Home Equity Line of Credit - allows you to have a maximum loan amount available which you can draw on as and when you need, usually by writing a check. Its revolving balance makes it similar to a credit card. You monthly payment is generally a percentage of the total outstanding principle. HELOCs are thus more flexible then lump sum home equity loans and allow you to borrow and pay back only when required. A line of credit has a variable interest rate that changes over the life of the loan.
With either a home equity loan or a HELOC, you are required to pay off the balance when you sell the house.
Home equity loan rates differ from lender to lender so it would be worthwhile to shop around for the best and the lowest interest rate. Compare the Annual Percentage Rate (APR) which indicates the cost of credit on an annual basis. Also consider other charges such as points and closing costs which will add to the cost of your home equity loan. Additionally there are different types of home equity loan rates like fixed and variable. Most home equity credit lines have variable interest rates. These variable rates may initially offer lower monthly payments, but during the rest of the repayment period the payments may change and may be higher.
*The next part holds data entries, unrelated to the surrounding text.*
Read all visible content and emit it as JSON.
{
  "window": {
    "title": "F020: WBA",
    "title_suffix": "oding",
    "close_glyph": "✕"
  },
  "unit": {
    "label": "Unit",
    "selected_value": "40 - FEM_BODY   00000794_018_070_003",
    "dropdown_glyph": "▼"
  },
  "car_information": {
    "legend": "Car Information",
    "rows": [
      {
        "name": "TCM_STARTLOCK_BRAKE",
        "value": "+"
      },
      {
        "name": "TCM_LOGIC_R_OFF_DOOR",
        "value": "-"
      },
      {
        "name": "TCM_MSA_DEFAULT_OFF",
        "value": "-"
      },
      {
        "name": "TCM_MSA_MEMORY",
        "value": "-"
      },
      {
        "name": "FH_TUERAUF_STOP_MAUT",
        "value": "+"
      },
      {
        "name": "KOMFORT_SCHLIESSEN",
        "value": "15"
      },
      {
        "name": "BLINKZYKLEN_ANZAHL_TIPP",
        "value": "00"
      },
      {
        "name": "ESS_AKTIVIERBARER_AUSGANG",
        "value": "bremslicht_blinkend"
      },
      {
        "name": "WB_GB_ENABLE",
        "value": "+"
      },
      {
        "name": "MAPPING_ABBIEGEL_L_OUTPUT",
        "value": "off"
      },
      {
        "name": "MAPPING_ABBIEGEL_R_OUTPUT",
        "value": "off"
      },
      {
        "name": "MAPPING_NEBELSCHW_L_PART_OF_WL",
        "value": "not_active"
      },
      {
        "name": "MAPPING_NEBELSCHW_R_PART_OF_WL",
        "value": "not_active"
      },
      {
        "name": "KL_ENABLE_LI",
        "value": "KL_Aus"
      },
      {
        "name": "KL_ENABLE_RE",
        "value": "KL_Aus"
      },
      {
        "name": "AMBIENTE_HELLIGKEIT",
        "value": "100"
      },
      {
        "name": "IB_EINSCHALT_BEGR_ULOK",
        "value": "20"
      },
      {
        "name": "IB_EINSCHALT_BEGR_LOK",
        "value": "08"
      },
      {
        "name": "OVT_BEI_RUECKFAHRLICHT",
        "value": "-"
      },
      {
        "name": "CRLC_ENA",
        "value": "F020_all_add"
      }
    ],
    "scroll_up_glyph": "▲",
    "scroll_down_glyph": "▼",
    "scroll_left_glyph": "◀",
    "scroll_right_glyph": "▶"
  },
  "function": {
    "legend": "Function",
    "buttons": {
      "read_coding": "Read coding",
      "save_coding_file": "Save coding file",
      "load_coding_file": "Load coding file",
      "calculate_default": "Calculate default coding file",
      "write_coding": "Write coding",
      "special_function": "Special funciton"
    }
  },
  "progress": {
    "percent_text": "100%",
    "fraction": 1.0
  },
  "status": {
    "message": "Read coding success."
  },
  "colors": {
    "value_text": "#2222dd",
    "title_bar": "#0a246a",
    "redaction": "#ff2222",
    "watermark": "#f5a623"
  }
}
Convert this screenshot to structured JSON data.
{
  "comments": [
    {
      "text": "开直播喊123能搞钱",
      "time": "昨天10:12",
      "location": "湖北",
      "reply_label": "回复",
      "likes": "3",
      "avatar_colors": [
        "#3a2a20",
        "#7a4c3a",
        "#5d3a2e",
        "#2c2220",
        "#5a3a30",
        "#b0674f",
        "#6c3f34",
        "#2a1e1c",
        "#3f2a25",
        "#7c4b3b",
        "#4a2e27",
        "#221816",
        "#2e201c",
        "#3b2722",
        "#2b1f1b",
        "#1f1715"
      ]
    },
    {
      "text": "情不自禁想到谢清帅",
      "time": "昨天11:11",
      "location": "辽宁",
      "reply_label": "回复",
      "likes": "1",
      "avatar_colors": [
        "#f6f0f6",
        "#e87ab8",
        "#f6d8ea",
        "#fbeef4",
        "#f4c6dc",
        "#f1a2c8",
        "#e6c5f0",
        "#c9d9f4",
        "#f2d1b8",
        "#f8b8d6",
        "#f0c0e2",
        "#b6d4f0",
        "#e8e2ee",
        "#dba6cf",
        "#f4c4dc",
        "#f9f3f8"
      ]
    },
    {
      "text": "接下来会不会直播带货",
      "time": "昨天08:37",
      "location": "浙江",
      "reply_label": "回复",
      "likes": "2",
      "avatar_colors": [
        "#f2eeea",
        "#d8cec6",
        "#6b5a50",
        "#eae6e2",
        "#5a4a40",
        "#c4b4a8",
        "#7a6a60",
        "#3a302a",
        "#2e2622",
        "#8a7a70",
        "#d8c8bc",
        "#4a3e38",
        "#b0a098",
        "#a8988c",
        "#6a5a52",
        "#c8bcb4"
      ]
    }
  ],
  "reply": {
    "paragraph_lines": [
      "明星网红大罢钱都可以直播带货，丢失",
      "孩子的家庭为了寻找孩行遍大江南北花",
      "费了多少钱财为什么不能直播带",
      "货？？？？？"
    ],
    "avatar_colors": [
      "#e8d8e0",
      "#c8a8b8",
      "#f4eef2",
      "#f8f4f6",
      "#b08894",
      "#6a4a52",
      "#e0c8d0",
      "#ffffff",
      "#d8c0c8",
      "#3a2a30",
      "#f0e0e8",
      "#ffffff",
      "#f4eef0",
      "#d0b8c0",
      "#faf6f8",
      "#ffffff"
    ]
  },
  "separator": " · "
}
Fixed interest rates, if available, may be slightly higher initially than variable rates, but fixed rates offer stable monthly payments over the life of the credit line.
Qualifying for a home loan:
Although there are no fixed rules, lenders look at two key factors while approving home buyers for the type and amount of mortgage they want the borrowers ability and willingness to repay the loan. Ability to repay is verified by your current status of employment and total income. Willingness to repay depends on the how the property will be used, for example will you be living there or just renting the property. It also depends on your fulfilment of previous financial commitments.